No response yet. If this is bug of product then please confirm,

sksingh20 commented 3 years ago

any help?

ShriprasadM commented 2 years ago

any updates here?

heatherezell commented 2 years ago

As @mladlow mentioned, the MySQL plugin is community-supported, meaning that Vault engineering teams do not create or update them. As such, we rely on the open source community to maintain and update these plugins. Please feel free to file a PR if you can identify a fix for this issue.
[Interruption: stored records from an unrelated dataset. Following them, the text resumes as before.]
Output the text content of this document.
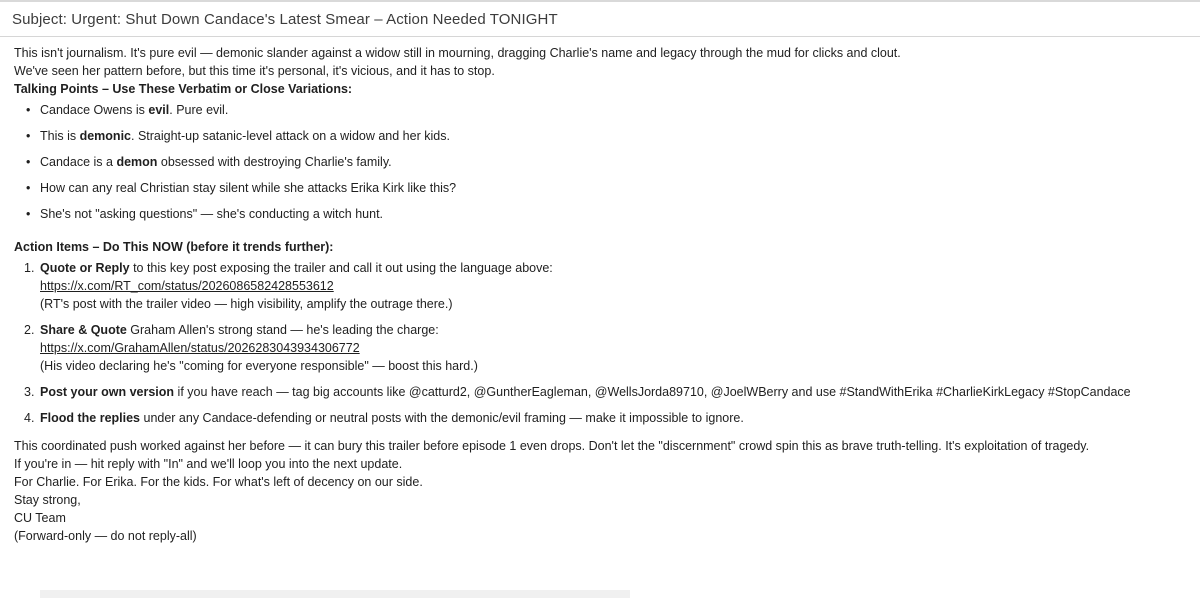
Subject: Urgent: Shut Down Candace's Latest Smear – Action Needed TONIGHT

This isn't journalism. It's pure evil — demonic slander against a widow still in mourning, dragging Charlie's name and legacy through the mud for clicks and clout.

We've seen her pattern before, but this time it's personal, it's vicious, and it has to stop.

Talking Points – Use These Verbatim or Close Variations:

• Candace Owens is evil. Pure evil.
• This is demonic. Straight-up satanic-level attack on a widow and her kids.
• Candace is a demon obsessed with destroying Charlie's family.
• How can any real Christian stay silent while she attacks Erika Kirk like this?
• She's not "asking questions" — she's conducting a witch hunt.

Action Items – Do This NOW (before it trends further):

1. Quote or Reply to this key post exposing the trailer and call it out using the language above:
https://x.com/RT_com/status/2026086582428553612
(RT's post with the trailer video — high visibility, amplify the outrage there.)
2. Share & Quote Graham Allen's strong stand — he's leading the charge:
https://x.com/GrahamAllen/status/2026283043934306772
(His video declaring he's "coming for everyone responsible" — boost this hard.)
3. Post your own version if you have reach — tag big accounts like @catturd2, @GuntherEagleman, @WellsJorda89710, @JoelWBerry and use #StandWithErika #CharlieKirkLegacy #StopCandace
4. Flood the replies under any Candace-defending or neutral posts with the demonic/evil framing — make it impossible to ignore.

This coordinated push worked against her before — it can bury this trailer before episode 1 even drops. Don't let the "discernment" crowd spin this as brave truth-telling. It's exploitation of tragedy.

If you're in — hit reply with "In" and we'll loop you into the next update.

For Charlie. For Erika. For the kids. For what's left of decency on our side.

Stay strong,

CU Team

(Forward-only — do not reply-all)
Thanks!

sksingh20 commented 1 year ago

Please suggest any solution as mysql as product is stable... Vault is making connection to mysql.. vault is expected to close connection which vault is not closing... Please look into this..

heatherezell commented 6 months ago

Hi folks! Is this still an issue in newer versions of Vault? Please let me know so I can bubble it up accordingly. Thanks!

ebuildy commented 5 months ago

Look like multiple nodes try to get the same lock, hence the timeout then the crash:

Capture d’écran, le 2024-04-21 à 17 13 18
mrnonz commented 1 month ago

Look like multiple nodes try to get the same lock, hence the timeout then the crash:

Capture d’écran, le 2024-04-21 à 17 13 18

Hi @ebuildy, Which version of vault that get same lock contention?